The following is just a rough list of my immediate and stretch goals for the upcoming project:
use ensembl compara to determine orthologs and paralogs for zebra fish and mouse
Stick to pipeline outlined by Vilella et al. paper
use Gene ontology to obtain Biological process and Molecular function info for mouse and zebrafish?
use same cutoffs to include only experimentally inferred annotations
rework clark code and then use it on my data set
create similar graphs and compare results to clark paper
my theory: a purely mouse to zebrafish comparison should eliminate the experimental bias found in human vs mouse since mouse and zebrafish can be used for more similar experiments
Find RNA seq data to work with (if its already out there) as a further check
Fully eliminate authorship bias
normalize measures of function similarity with respect to background similarity
estimate frequencies of GO terms separately for each species?
Find a way to incorporate phenoscape data into comparison
find good source of similar data for mice
figure out how to accurately and consistently compare features in an automated fashion
The above goals were created in early January 2014, they changed during the course of the
project.
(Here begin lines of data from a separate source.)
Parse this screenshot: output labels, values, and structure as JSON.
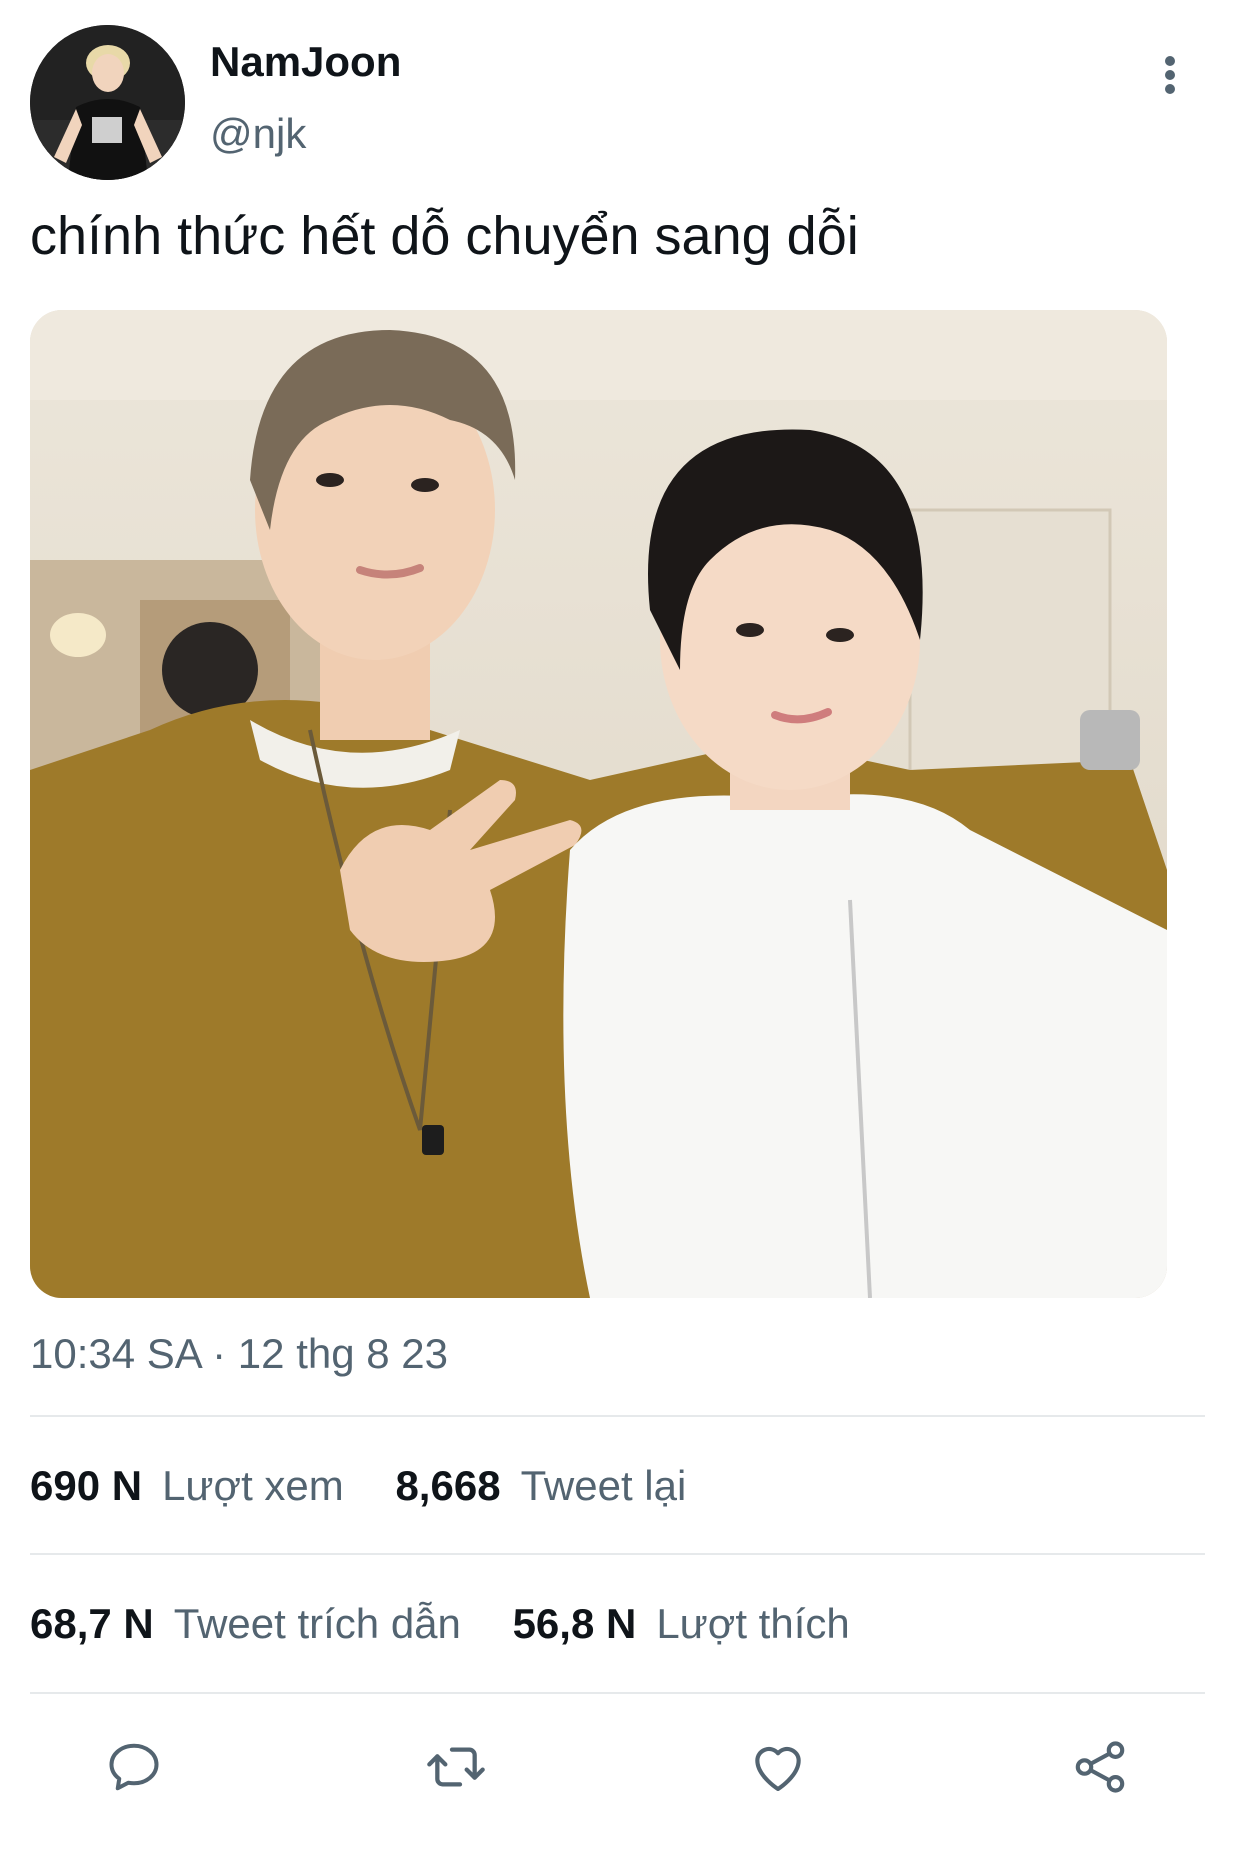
{
  "tweet": {
    "display_name": "NamJoon",
    "handle": "@njk",
    "text": "chính thức hết dỗ chuyển sang dỗi",
    "timestamp": "10:34 SA · 12 thg 8 23"
  },
  "stats": {
    "views_count": "690 N",
    "views_label": "Lượt xem",
    "retweets_count": "8,668",
    "retweets_label": "Tweet lại",
    "quotes_count": "68,7 N",
    "quotes_label": "Tweet trích dẫn",
    "likes_count": "56,8 N",
    "likes_label": "Lượt thích"
  },
  "icons": {
    "more": "more-vertical-icon",
    "reply": "reply-icon",
    "retweet": "retweet-icon",
    "like": "heart-icon",
    "share": "share-icon"
  },
  "colors": {
    "text_primary": "#0f1419",
    "text_secondary": "#536471",
    "icon": "#536471",
    "divider": "#e6e9eb"
  }
}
The final goals, set around early february, were:
Obtain a sample set of genes that relate a mouse ortholog to a set of zebrafish paralogs that resulted from the teleost duplication
obtain a full set of that data (possibly from Yves Van De Peer)
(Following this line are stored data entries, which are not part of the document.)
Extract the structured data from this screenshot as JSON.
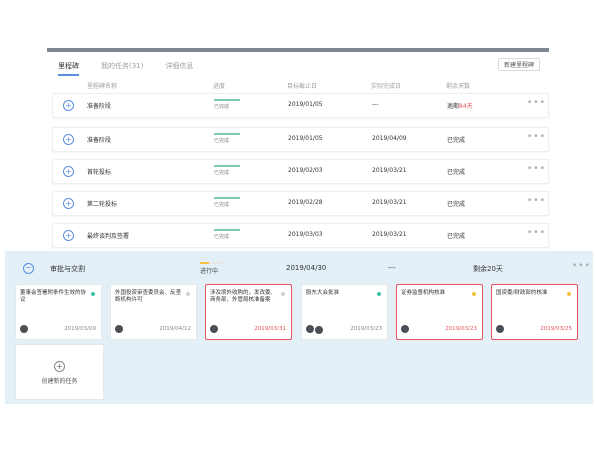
{
  "tabs": [
    {
      "label": "里程碑"
    },
    {
      "label": "我的任务(31)"
    },
    {
      "label": "详细信息"
    }
  ],
  "new_milestone_label": "新建里程碑",
  "header": {
    "name": "里程碑名称",
    "progress": "进度",
    "target": "目标截止日",
    "actual": "实际完成日",
    "remain": "剩余天数"
  },
  "rows": [
    {
      "name": "准备阶段",
      "progress": "已完成",
      "progress_fraction": 1,
      "target": "2019/01/05",
      "actual": "---",
      "remain_prefix": "逾期",
      "remain_late": "84天"
    },
    {
      "name": "准备阶段",
      "progress": "已完成",
      "progress_fraction": 1,
      "target": "2019/01/05",
      "actual": "2019/04/09",
      "remain_prefix": "已完成",
      "remain_late": ""
    },
    {
      "name": "首轮投标",
      "progress": "已完成",
      "progress_fraction": 1,
      "target": "2019/02/03",
      "actual": "2019/03/21",
      "remain_prefix": "已完成",
      "remain_late": ""
    },
    {
      "name": "第二轮投标",
      "progress": "已完成",
      "progress_fraction": 1,
      "target": "2019/02/28",
      "actual": "2019/03/21",
      "remain_prefix": "已完成",
      "remain_late": ""
    },
    {
      "name": "最终谈判及签署",
      "progress": "已完成",
      "progress_fraction": 1,
      "target": "2019/03/03",
      "actual": "2019/03/21",
      "remain_prefix": "已完成",
      "remain_late": ""
    }
  ],
  "section": {
    "name": "审批与交割",
    "progress": "进行中",
    "progress_fraction": 0.35,
    "target": "2019/04/30",
    "actual": "---",
    "remain": "剩余20天",
    "cards": [
      {
        "title": "董事会签署附条件生效的协议",
        "date": "2019/03/09",
        "status_color": "#3dbfa3",
        "late": false,
        "avatars": 1
      },
      {
        "title": "外国投资审查委员会、反垄断机构许可",
        "date": "2019/04/12",
        "status_color": "#cfd3d7",
        "late": false,
        "avatars": 1
      },
      {
        "title": "涉及境外收购的，发改委、商务部、外管局核准备案",
        "date": "2019/03/31",
        "status_color": "#cfd3d7",
        "late": true,
        "avatars": 1
      },
      {
        "title": "股东大会批准",
        "date": "2019/03/23",
        "status_color": "#3dbfa3",
        "late": false,
        "avatars": 2
      },
      {
        "title": "证券监督机构核准",
        "date": "2019/03/23",
        "status_color": "#f5c342",
        "late": true,
        "avatars": 1
      },
      {
        "title": "国资委/财政部的核准",
        "date": "2019/03/25",
        "status_color": "#f5c342",
        "late": true,
        "avatars": 1
      }
    ],
    "new_task_label": "创建新的任务"
  },
  "colors": {
    "accent": "#5a8fe0",
    "done": "#7ec8b5",
    "late": "#e8545c",
    "section_bg": "#e3f0f7"
  }
}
use phenoscape to obtain ontological annotations for each gene
use scripts from Prishanti to calculate the functional similarity between orthologs and each paralog set, as well as between the paralogs.
I have had all of the orthologs mouse to zebrafish orthologs for a while. Recently I did
a bit of processing and narrowed the list down to just one to one orthologs since
that seems to be what the Clark paper wants. This was done using editOrtholgs.pl. I removed
that change but kept the script just in case it, or something like it, needs to be done again.
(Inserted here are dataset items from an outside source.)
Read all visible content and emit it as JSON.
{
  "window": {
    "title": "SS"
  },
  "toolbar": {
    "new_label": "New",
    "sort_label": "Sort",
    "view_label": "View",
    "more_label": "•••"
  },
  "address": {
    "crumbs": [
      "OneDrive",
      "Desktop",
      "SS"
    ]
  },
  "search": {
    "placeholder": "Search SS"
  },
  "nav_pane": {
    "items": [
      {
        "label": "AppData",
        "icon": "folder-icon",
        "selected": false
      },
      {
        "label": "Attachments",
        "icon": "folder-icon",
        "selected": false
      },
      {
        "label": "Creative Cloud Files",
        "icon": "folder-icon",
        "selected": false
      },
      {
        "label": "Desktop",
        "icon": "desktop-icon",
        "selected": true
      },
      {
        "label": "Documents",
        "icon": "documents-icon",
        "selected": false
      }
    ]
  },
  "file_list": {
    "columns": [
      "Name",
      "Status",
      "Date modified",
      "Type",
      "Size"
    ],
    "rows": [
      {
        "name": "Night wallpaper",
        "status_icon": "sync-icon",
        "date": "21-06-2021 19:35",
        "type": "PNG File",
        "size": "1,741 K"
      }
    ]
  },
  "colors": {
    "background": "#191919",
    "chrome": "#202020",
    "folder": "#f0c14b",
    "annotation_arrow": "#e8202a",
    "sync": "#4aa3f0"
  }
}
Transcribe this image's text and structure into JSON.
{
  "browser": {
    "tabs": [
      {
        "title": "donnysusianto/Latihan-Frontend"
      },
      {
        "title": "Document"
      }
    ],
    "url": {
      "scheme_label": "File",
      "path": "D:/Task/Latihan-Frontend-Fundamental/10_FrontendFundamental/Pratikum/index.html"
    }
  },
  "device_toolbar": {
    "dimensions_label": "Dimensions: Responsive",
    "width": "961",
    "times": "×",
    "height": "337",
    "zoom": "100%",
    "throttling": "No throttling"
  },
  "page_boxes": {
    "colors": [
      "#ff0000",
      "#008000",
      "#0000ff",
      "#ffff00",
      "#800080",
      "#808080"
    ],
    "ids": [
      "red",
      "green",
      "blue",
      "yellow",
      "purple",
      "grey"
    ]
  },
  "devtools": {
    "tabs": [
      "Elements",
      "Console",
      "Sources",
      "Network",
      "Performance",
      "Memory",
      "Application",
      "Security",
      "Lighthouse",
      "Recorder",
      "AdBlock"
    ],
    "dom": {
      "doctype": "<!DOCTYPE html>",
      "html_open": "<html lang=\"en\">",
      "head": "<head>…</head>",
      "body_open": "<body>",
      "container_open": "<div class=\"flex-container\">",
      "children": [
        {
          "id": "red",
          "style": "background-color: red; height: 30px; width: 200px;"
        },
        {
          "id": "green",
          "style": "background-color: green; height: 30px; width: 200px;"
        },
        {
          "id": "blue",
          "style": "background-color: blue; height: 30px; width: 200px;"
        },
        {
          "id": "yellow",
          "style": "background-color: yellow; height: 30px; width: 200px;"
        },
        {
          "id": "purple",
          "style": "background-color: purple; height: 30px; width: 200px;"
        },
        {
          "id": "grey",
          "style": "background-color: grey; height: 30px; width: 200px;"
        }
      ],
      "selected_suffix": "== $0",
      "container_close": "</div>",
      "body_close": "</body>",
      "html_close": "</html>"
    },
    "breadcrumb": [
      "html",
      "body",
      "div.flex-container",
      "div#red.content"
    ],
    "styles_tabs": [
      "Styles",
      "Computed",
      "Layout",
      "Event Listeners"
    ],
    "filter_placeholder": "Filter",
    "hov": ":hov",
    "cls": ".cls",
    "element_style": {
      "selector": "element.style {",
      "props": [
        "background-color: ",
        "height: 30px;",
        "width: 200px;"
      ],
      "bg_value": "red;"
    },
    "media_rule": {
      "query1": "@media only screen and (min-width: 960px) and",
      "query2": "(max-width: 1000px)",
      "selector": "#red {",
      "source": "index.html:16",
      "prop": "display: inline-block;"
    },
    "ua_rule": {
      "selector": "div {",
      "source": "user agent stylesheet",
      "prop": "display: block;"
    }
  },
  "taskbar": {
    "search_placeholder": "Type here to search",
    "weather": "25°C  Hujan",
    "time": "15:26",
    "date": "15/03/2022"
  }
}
This is the section I have had the most issues with. I initially relied on a fetch all paralogs
method from ensembl but that cut out before it was done. So I went in and pulled paralogs for each
unchecked gene individually, thinking that I would add this new set to my pre-existing set. There
were two issues with that idea that I discovered recently. Firstly, that method also was interrupted
prematurely by the server cutting my connection. Secondly, and more dire, this gene based paralog fetching
seems to pull far more paralogs per gene. That worries me, since I want a consistent method of evaluating
what is and what is not a paralog. Currently I am running a test script that should allow me to limit
paralogs to only the most highly related pair. That script, zebraTopInParalogs.pl, was tested and works
but it has proved unnessecary. Moreover, the fetch by gene method used in ___paralogsExtra.pl returns the
same paralog sets as the fetch all method used in ___paralogs.pl. This was verified by spot checking with
several genes pulled from the fetch all method.
I used the Gene Ontology website to get their annotation guide and the annotations for
mice and zebrafish. I also went through the annotation and selected for only those annotations
that experimental support and focus on the processes outlined in the clark paper, using
clean___Ontology.pl. All of this data and the scripts are stored in my Ontology folder.
There has been a lot of hurry up and wait for a long time so I've been trying to prep myself for
future steps while I wait for programs to finish. There has been a lot of learning and relearning
Ensembl's API. I have also been learning python and practicing with it for when I get the scripts.
I also have been reading papers on Phenoscape and Phenex and am starting the process of learning all
the languages and API's I'll need to work with Phenoscape.